En riesgo zonas vulnerables
Por su parte, el director de Estudios en Ciencias de la Salud de la UOC, Salvador Macip, cree que con esta decisión Trump quiere presionar a la OMS para que mejore su capacidad de coordinación y tengan más poder efectivo. «Pero, si realmente solo quiere irse de la organización, será algo muy negativo para el futuro», ha apuntado Macip a El Periódico. Asimismo, la catedrática de Inmunología, África González-Fernández, ha lamentado a SMC: «Muchas enfermedades ahora controladas seguramente volverán con más fuerza si cabe. Con su salida, pone en riesgo la salud y la vida de muchas personas, sobre todo en zonas vulnerables donde la función de la institución es crítica».
Según ha señalado Trump, esta decisión se debe al desbalance de las contribuciones que aportan los países miembros de la organización. «China estaba pagando 39 millones de dólares. Nosotros pagamos 500 millones. Me parecía un poco justo», señaló el presidente. Además, acusó a la OMS de estar demasiado influenciada por China, por lo que ha comprometido la eficacia e imparcialidad del organismo.
Ahora, con Trump de nuevo al frente de la Casa Blanca, solo el Congreso de Estados Unidos podría bloquear esta medida. Si todo fracasa, la orden de salida del país entraría en vigor a principios de 2026 como muy pronto. En ese caso, EE.UU. se convertiría, junto con Liechtenstein, en el único país miembro de la ONU que no forma parte de la OMS.
La OMS espera que reconsidere la decisión
Por otro lado, la OMS señaló en un comunicado que esperan que EE.UU. reconsidere su decisión. «Deseamos entablar un diálogo constructivo para mantener la alianza entre los Estados Unidos de América y la OMS en beneficio de la salud y el bienestar de millones de personas de todo el mundo», explicaba la organización.
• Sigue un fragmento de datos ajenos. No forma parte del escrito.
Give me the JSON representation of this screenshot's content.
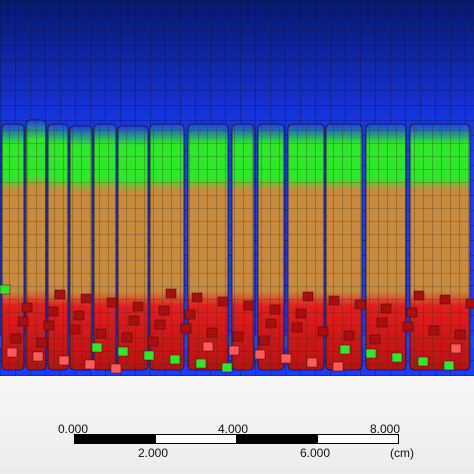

Al igual que el presidente de la Comisión de la Unión Africana (UA), Moussa Faki Mahamat, espera que Trump reconsidere su anuncio de retirar a su país de la organización, de la que, recuerda, es miembro fundador.
Sin embargo, Basset considera que ninguna decisión es definitiva, pero para él es muy significativo que esta decisión se ponga en marcha el primer día del Gobierno de Trump. «Veo complicado que el presidente de EE.UU. se eche para atrás. Muchos países, como Alemania, quieren intentar convencerle de que se eche atrás. Pero, sinceramente, no creo que esto ocurra», ha asegurado.
China, a la defensiva
En una rueda de prensa, el portavoz del Ministerio de Exteriores de China, Guo Jiakun, ha declarado que la OMS es «la institución internacional más autorizada y profesional en el campo de la salud pública global» y que ha jugado un «rol central en la coordinación global de la gobernanza sanitaria». Gou ha asegurado que el papel de la OMS debe fortalecerse, no debilitarse, en respuesta a las acusaciones de Trump sobre la supuesta falta de contribución significativa de China a la organización.
El portavoz también ha reafirmado el compromiso de China con la institución y asegura que el país continuará «apoyando a la OMS en el cumplimiento de sus funciones», al mismo tiempo que profundizará la cooperación internacional en salud pública. «China profundizará la cooperación internacional, mejorará la gobernanza global en salud y promoverá la construcción de una comunidad global de salud para todos», ha añadido Guo.